Scrap Mechanic's Survival Mode is All About Imagination

By Alistair Jones on at

The behemoth lumbering over the hill is the clearest indicator of how Scrap Mechanic's new survival mode appeals to different people in different ways. My friend's creation comes with a built-in bedroom, two sets of front-mounted sawblades for industrial-strength lumberjacking, a hydraulic-powered trailer, and most importantly enough fuel to run it all. Unfortunately he's spent so long tinkering that his character's on the verge of starvation and, while my 'car' is little more than a glorified cuboid with wheels, it was me putting in shifts on the farm that would keep us all alive.

Scrap Mechanic's take on survival is neither overly punishing, nor particularly complex. Your hunger and thirst meters deplete at a conservative rate unless you’re taking part in prolonged strenuous activity, and hitpoints regenerate quickly enough you won't be ground-down by smaller encounters. There’s no need to sleep, the characters have no complex physiological or psychological needs to fulfil, and no horrible beasties that come out at night. Should you succumb to hunger or a robot attack you’ll respawn back in bed, with the only punishment the need to return and pick up your stuff. You can't operate heavy machinery if you're starving to death but, that aside, there’s little to worry about.

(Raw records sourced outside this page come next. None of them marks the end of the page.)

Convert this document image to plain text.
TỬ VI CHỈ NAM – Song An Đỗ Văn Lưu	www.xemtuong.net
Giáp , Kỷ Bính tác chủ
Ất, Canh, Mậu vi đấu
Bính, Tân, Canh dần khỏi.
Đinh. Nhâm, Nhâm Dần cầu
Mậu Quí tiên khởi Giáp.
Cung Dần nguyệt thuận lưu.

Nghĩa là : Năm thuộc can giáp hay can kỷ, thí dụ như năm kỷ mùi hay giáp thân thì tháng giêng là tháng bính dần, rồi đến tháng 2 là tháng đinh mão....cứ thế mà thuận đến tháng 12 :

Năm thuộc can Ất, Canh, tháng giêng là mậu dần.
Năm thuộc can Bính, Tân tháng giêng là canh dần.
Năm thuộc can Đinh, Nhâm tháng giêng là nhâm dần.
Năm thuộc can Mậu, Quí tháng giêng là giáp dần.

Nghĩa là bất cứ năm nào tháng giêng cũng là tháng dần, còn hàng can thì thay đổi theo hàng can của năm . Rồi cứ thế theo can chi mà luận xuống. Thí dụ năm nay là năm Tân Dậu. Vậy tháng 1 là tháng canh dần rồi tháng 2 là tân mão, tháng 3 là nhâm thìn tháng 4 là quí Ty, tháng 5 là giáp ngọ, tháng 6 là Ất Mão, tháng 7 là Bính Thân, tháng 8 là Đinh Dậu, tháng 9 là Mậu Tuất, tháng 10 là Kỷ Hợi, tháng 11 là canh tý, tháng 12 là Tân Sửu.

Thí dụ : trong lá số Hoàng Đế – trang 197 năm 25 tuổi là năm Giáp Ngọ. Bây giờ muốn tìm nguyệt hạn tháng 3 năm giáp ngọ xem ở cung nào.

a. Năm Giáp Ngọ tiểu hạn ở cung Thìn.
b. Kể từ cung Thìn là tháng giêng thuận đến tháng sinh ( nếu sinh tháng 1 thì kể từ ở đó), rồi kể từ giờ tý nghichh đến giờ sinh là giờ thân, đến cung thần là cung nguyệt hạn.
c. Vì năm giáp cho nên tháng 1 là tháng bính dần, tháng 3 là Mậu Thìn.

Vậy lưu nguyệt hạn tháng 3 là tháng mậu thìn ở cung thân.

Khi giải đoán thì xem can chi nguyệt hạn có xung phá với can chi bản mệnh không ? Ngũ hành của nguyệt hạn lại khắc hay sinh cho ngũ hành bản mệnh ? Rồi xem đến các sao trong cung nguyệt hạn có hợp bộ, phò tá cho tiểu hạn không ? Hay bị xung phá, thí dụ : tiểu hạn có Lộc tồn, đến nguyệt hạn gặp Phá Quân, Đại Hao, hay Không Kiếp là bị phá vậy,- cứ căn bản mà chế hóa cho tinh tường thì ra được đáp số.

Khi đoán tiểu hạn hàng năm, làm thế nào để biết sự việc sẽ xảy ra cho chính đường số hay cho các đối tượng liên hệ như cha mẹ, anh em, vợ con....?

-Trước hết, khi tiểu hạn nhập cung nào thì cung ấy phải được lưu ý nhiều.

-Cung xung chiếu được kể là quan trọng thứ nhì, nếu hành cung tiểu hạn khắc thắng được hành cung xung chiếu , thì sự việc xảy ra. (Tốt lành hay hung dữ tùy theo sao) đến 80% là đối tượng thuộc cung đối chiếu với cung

That simplicity might not appeal to hardcore survival fans but it lets the spotlight shine on Scrap Mechanic's real attraction. Scratching out an existence on this abandoned world is not hard, but doing so efficiently is a more complicated task, and if you don’t want to spend your life engaged in menial labour you need to start building. Survival mode is a new arrival for Scrap Mechanic, which has been in early access for four years and shaped largely by its creative mode, which allows players to build complex machines that are now key to getting by. Before this it was a little like Besiege, a nice-enough sandbox with no overarching purpose beyond seeing what happens.

Now, these existing mechanics build layers. If you want to build a fence to keep your crops safe from the crazed farming robots that stalk the world, you’ll want some wood. Chopping down a tree is simple enough, but once you’ve battered a few logs into shape you’ll need to refine them into wooden blocks, a time-consuming (and nutrient-draining) activity.

Happily, if you can find and power a garage, you can build a couple of machines that will automate the process. That saves a lot of time, but you’ll still need to go out and chop down the trees yourself before manually hauling each log back to the refinery. That’s just as slow as refining them yourself, so the best option is to build a car that can transport several logs (or better yet, a whole hopper full of them) at once. Trouble is, the first car you’ll build handles like the virtual embodiment of that ice-skating scene from Bambi, so you’ll need to invest in proper suspension and better wheels, as well as the petrol to run it, for which you’ll need to build a whole new robot.

While all this is going on you’ll still need to eat – but watering crops is another major time-sink. How about an irrigation system that sucks up water from a nearby lake before spitting it out over your farmstead? For that you need metal, but harvesting limbs from fallen robots isn’t efficient: much better to drill into rocky outcrops and find the metallic seams within. For that you'll need a drill, which can be had by selling some crops to an old farmer who lives in the warehouse halfway across the map. You get the idea: every long-term solution comes with short-term problems.

That might sound exhausting, but it means that when something works in Scrap Mechanic it’s because you made it work. With only a very few exceptions, anything more complicated than a stack of wooden blocks requires creative input, and even if you build a predetermined recipe, you’ll need to string several parts together for anything to happen.

A simple watering system, for example, needs a pump to suck water into a container and a cannon to spit that water back over a field, as well as pipes to string the whole thing together and buttons and switches to control the flow in and out. Building a vehicle is a key achievement for the early parts of the game, but your first effort will probably look like little more than a child’s Lego creation. Over time you’ll adapt it in order to solve increasingly complex problems. Sometimes those will be as simple as spending resources to upgrade a gas-guzzling engine into something more efficient; others will involve redesigning half your chassis so you can fit in some storage solutions without messing up your centre of gravity or working out how to wire up several moving parts in sequence. No matter how complex, each breakthrough introduces a new way to explore, understand, and interact with the world – and all of that is made far more satisfying by the knowledge that it's only possible due to your problem-solving.

The simple survival mechanics may put a limit on how far Scrap Mechanic can take you, but its content is gated cleverly enough that excelling in one area isn’t enough to see everything. Farming and vehicle creation are important starting points, but the way in which you’re taught to use the ideas you learn early on means that you’ll have to regularly re-imagine what you’re already working with in order to progress. Each step relies has its own loop that encourages progress, but brings you back to a new beginning. Even as you approach endgame, there's still that urge to use what you earn to improve what you already have. There’s room for some quality of life improvements in Scrap Mechanic's current early access build, but the imaginative, player-led problem-solving that forms the backbone of the new Survival Mode pulls me back in a way no other survival game has managed.